By Aaron Hicklin
For a long time, Max says he felt as awkward in gay bars as he did in straight ones. “When I would walk out of bars, I would say to myself, ‘Jared, you don’t fit in anywhere.’ I felt strongly discriminated against because I was more interested in sports and I don’t talk like this” -- he raises his voice a few octaves -- “ ‘Oh my gawd.’ ” He knows it’s unfair to make generalizations, but hell, gay men often generalize about him. “Do you know how much it pisses me off when gay guys say, ‘You’re so butch’? Fuck you! I am who I am. I wouldn’t say, ‘You’re such a fucking Mary,’ you know?’ ”
It’s a touchy subject for Max, who once went by the AOL screen name Dichotomy for good reason. “I didn’t realize I could be Jared, who is into sports, who is gay, who is into Rush,” he says, referring to his favorite band. College, he recalls, was “two years of hellish depression, where the most pleasant thoughts of the day were what people were going to say about me at my funeral.” He listened to a lot of Rush. “They had a song called ‘Bravado,’ ” he recalls. “For me, that song was a secret weapon that kept me alive every day and said, ‘Fuck you,’ to the world.” (These days, references to the Canadian rock band are a staple of his ESPN show).

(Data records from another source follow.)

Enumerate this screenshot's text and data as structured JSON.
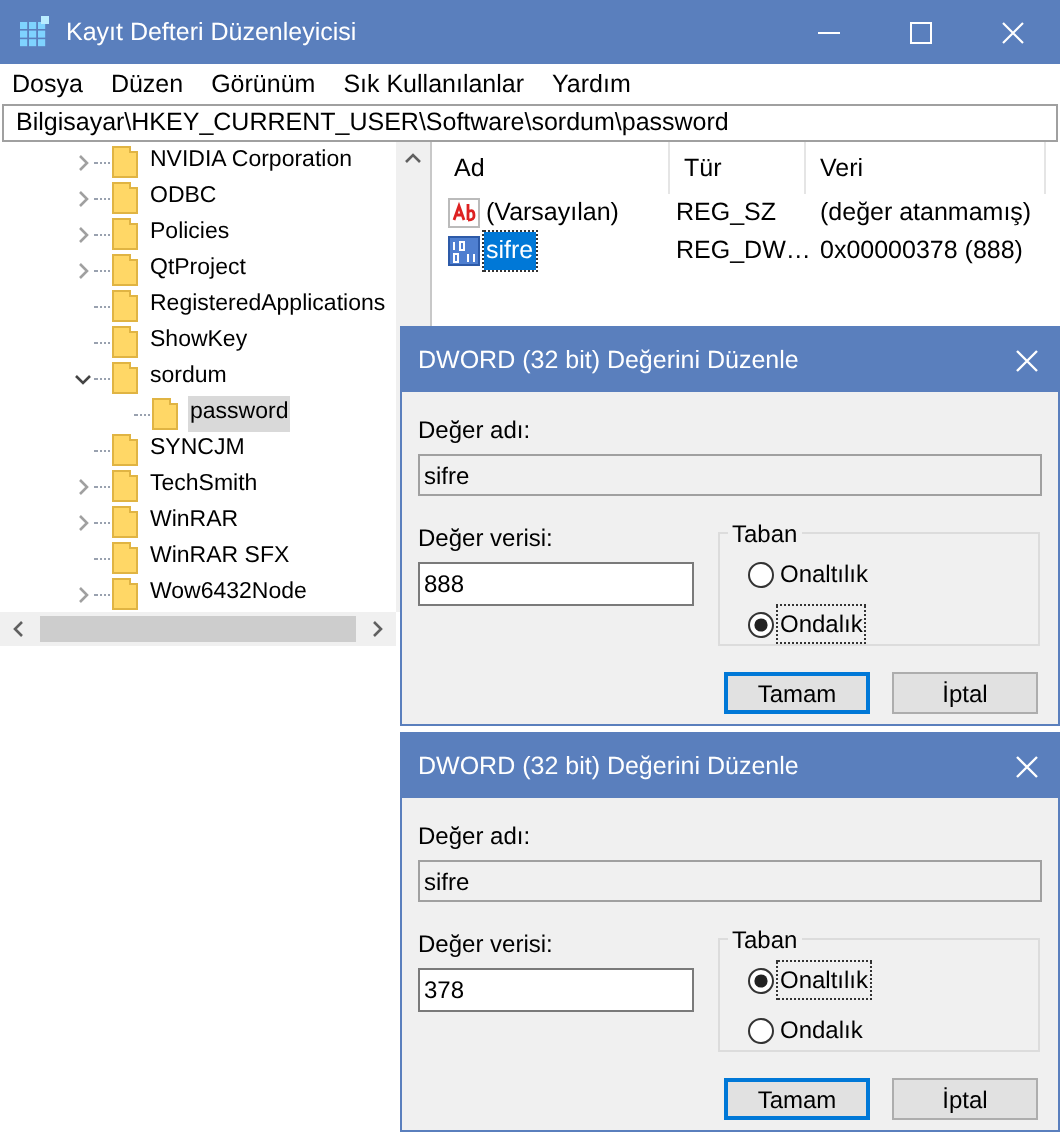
{
  "window": {
    "title": "Kayıt Defteri Düzenleyicisi"
  },
  "menu": [
    "Dosya",
    "Düzen",
    "Görünüm",
    "Sık Kullanılanlar",
    "Yardım"
  ],
  "address": "Bilgisayar\\HKEY_CURRENT_USER\\Software\\sordum\\password",
  "tree": [
    {
      "label": "NVIDIA Corporation",
      "has_children": true,
      "expanded": false,
      "selected": false
    },
    {
      "label": "ODBC",
      "has_children": true,
      "expanded": false,
      "selected": false
    },
    {
      "label": "Policies",
      "has_children": true,
      "expanded": false,
      "selected": false
    },
    {
      "label": "QtProject",
      "has_children": true,
      "expanded": false,
      "selected": false
    },
    {
      "label": "RegisteredApplications",
      "has_children": false,
      "selected": false
    },
    {
      "label": "ShowKey",
      "has_children": false,
      "selected": false
    },
    {
      "label": "sordum",
      "has_children": true,
      "expanded": true,
      "selected": false,
      "children": [
        {
          "label": "password",
          "has_children": false,
          "selected": true
        }
      ]
    },
    {
      "label": "SYNCJM",
      "has_children": false,
      "selected": false
    },
    {
      "label": "TechSmith",
      "has_children": true,
      "expanded": false,
      "selected": false
    },
    {
      "label": "WinRAR",
      "has_children": true,
      "expanded": false,
      "selected": false
    },
    {
      "label": "WinRAR SFX",
      "has_children": false,
      "selected": false
    },
    {
      "label": "Wow6432Node",
      "has_children": true,
      "expanded": false,
      "selected": false
    }
  ],
  "values": {
    "columns": [
      "Ad",
      "Tür",
      "Veri"
    ],
    "rows": [
      {
        "kind": "string",
        "name": "(Varsayılan)",
        "type": "REG_SZ",
        "data": "(değer atanmamış)",
        "selected": false
      },
      {
        "kind": "binary",
        "name": "sifre",
        "type": "REG_DW…",
        "data": "0x00000378 (888)",
        "selected": true
      }
    ]
  },
  "dialogs": [
    {
      "title": "DWORD (32 bit) Değerini Düzenle",
      "name_label": "Değer adı:",
      "name_value": "sifre",
      "data_label": "Değer verisi:",
      "data_value": "888",
      "base_label": "Taban",
      "bases": [
        {
          "label": "Onaltılık",
          "selected": false
        },
        {
          "label": "Ondalık",
          "selected": true
        }
      ],
      "buttons": [
        {
          "label": "Tamam",
          "default": true
        },
        {
          "label": "İptal",
          "default": false
        }
      ]
    },
    {
      "title": "DWORD (32 bit) Değerini Düzenle",
      "name_label": "Değer adı:",
      "name_value": "sifre",
      "data_label": "Değer verisi:",
      "data_value": "378",
      "base_label": "Taban",
      "bases": [
        {
          "label": "Onaltılık",
          "selected": true
        },
        {
          "label": "Ondalık",
          "selected": false
        }
      ],
      "buttons": [
        {
          "label": "Tamam",
          "default": true
        },
        {
          "label": "İptal",
          "default": false
        }
      ]
    }
  ]
}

A three-and-a-half-week relationship with another guy was transformative, but not in the way Max had hoped. “At the time, he said, ‘Jared, I’m not about to deal with somebody else’s identity crisis,’ and my response was, ‘You cold son of a bitch, what kind of friend are you?’ ”
The rejection had a profound effect on Max, who needed solace but had no idea how to find it. “That’s a really scary place for a lot of kids who don’t have anyone to turn to,” he says. “The only person who knew they were gay is the person they were in a relationship with.” So Max came out to his mother. “More than anything, what I needed was a hug and her just to say, ‘It’s OK,’ and it wasn’t there.” He spent the night sleeping in the basement, feeling as alone as he could ever remember. The hug came the following day and has been there for him ever since.
Most of his family has moved to Florida, but Max still lives in New Jersey, a few miles from the town where he grew up. Pictures of his heroes, Bob Dylan and Rush’s Geddy Lee, decorate what he calls his “sports study.” There’s a photo of Max with Andy Rooney, another of him with Robert Plant and Elvis Costello. He points to a painting called The Last Breakfast that shows a group of breakfast cereal mascots sitting around a long Last Supper-ish table. “Very few people can name them all,” he says, then proceeds to do just that. “You’ve got Boo Berry, Count Chocula, Franken Berry, Cap’n Crunch, Tony the Tiger, Trix Rabbit, that’s Cornelius from Corn Flakes, Coco Monkey for Cocoa Puffs, the Lucky Charms leprechaun…” The list goes on. “I don’t want to offend anyone,” says Max. “I’m Jewish, but I’m not really religious.”
We walk into the dining room. “This is one room in the house that will remain more old-fashioned,” he says. “I just recently painted this wall here -- the steakhouse feel is what I’m going for.” He points to another wall. “This blue is New York Yankees blue. I have Minnesota Vikings purple, New York Yankees gray, New York Rangers red.”
There is, apparently, a paint company dedicated to replicating the colors of sports teams. In another room, Max says, “This wall used to be both Ohio State yellow and Tulane green; I recently changed it to this periwinkle that I love.” He has a theory that football games look better on TV if the color combinations of the team complement each other, and he blames the Minnesota Vikings’ purple strip for turning him into a fan at the age of five. “That’s probably a little gay, too,” he chuckles.